Twelve-year-old Rosemary has been an artist her whole life and especially loves drawing the incredible places from her Aunt Jo’s stories. But illustrating the stories doesn’t mean Rose believes them. And when Aunt Jo gives Rose a pocket watch with instructions on how to use it to access magical dream worlds, Rose just thinks Aunt Jo is being peculiar again.
While Rose is sleeping, however, she enters a fantastical place where each hour of the pocket watch takes her to a different world. There, Rose befriends a trio of outcasts with special powers and joins their war against the ominous Tall Man.

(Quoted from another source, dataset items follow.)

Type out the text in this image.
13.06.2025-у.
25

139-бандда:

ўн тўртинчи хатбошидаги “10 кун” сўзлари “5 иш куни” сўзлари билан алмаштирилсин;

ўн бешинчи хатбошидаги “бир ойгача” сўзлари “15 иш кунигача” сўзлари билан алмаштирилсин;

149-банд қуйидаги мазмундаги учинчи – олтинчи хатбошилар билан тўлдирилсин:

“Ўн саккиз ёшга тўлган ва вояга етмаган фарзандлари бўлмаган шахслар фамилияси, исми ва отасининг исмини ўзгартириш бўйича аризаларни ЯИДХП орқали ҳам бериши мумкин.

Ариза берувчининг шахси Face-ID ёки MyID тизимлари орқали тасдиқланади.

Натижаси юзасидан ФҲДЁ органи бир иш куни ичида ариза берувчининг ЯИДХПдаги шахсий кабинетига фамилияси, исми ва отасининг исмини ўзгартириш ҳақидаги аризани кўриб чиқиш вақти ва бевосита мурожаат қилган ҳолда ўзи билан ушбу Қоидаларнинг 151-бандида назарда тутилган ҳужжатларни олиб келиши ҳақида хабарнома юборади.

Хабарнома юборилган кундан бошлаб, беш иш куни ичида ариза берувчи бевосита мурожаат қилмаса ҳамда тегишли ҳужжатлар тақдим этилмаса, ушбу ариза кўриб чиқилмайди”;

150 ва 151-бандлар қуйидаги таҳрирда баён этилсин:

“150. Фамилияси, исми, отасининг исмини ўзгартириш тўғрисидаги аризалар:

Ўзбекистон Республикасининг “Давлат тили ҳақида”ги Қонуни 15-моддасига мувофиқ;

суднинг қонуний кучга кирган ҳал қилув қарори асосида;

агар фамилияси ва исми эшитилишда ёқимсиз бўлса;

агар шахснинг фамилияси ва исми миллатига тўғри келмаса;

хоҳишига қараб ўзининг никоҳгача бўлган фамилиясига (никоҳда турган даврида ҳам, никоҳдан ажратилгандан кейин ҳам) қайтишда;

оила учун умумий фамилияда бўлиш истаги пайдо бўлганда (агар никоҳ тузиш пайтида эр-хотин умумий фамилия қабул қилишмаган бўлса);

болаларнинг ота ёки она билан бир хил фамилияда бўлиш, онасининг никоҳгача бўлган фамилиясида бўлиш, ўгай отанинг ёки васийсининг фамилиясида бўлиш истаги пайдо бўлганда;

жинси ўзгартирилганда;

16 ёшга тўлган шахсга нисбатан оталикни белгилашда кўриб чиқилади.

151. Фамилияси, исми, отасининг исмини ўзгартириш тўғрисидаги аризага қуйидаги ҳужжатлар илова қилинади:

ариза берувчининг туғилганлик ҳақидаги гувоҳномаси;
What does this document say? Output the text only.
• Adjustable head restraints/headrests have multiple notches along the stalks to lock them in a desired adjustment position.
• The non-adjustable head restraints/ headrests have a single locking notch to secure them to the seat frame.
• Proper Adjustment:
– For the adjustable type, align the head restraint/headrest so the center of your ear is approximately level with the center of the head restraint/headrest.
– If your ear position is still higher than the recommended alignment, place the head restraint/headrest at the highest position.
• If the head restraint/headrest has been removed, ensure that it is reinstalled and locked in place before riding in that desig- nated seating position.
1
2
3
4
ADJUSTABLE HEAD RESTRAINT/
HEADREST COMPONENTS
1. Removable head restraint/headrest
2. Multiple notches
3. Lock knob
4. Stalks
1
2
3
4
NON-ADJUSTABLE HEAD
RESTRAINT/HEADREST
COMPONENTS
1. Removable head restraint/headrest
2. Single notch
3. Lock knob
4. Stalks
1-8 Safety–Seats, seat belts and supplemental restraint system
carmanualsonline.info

When a bully steals Rose’s watch, she can only look on in horror as dream and reality collide and he’s sucked into the Eleventh Hour. Now, Rosemary must gather magic from all twelve dream worlds to rescue the boy who makes her life a living nightmare.
PUBLISHERS WEEKLY
In Sosna-Spear's (The Remarkable Inventions of Walter Mortinson) second middle grade fantasy, Rosemary Marks, a presumed-white artistic and socially isolated sixth grader, has grown up on her aunt Jo's stories about worlds where "magic looks like smoke." But when Jo's brain cancer returns and Jo disappears from the hospital, Rose learns that the stories are real. The worlds, accessible through a pocket watch, are divided by magically erected Walls, which are maintained by the Smoke Keepers: "the Walls need smoke to stay up. They're made of smoke. So when a person is thrown into the Wall, all of that person's smoke is sucked out." Rose's exploration of the worlds is interrupted when former friend and current bully Jeremiah is thrown into the Wall. As his life hangs in the balance, Rose must collect smoke from Kings and Queens of the worlds in order to destroy the Wall. Though secondary story lines, such as Rose's relationship with her father, feel underdeveloped, the quick pacing and imaginative worlds will appeal. Ages 8–12.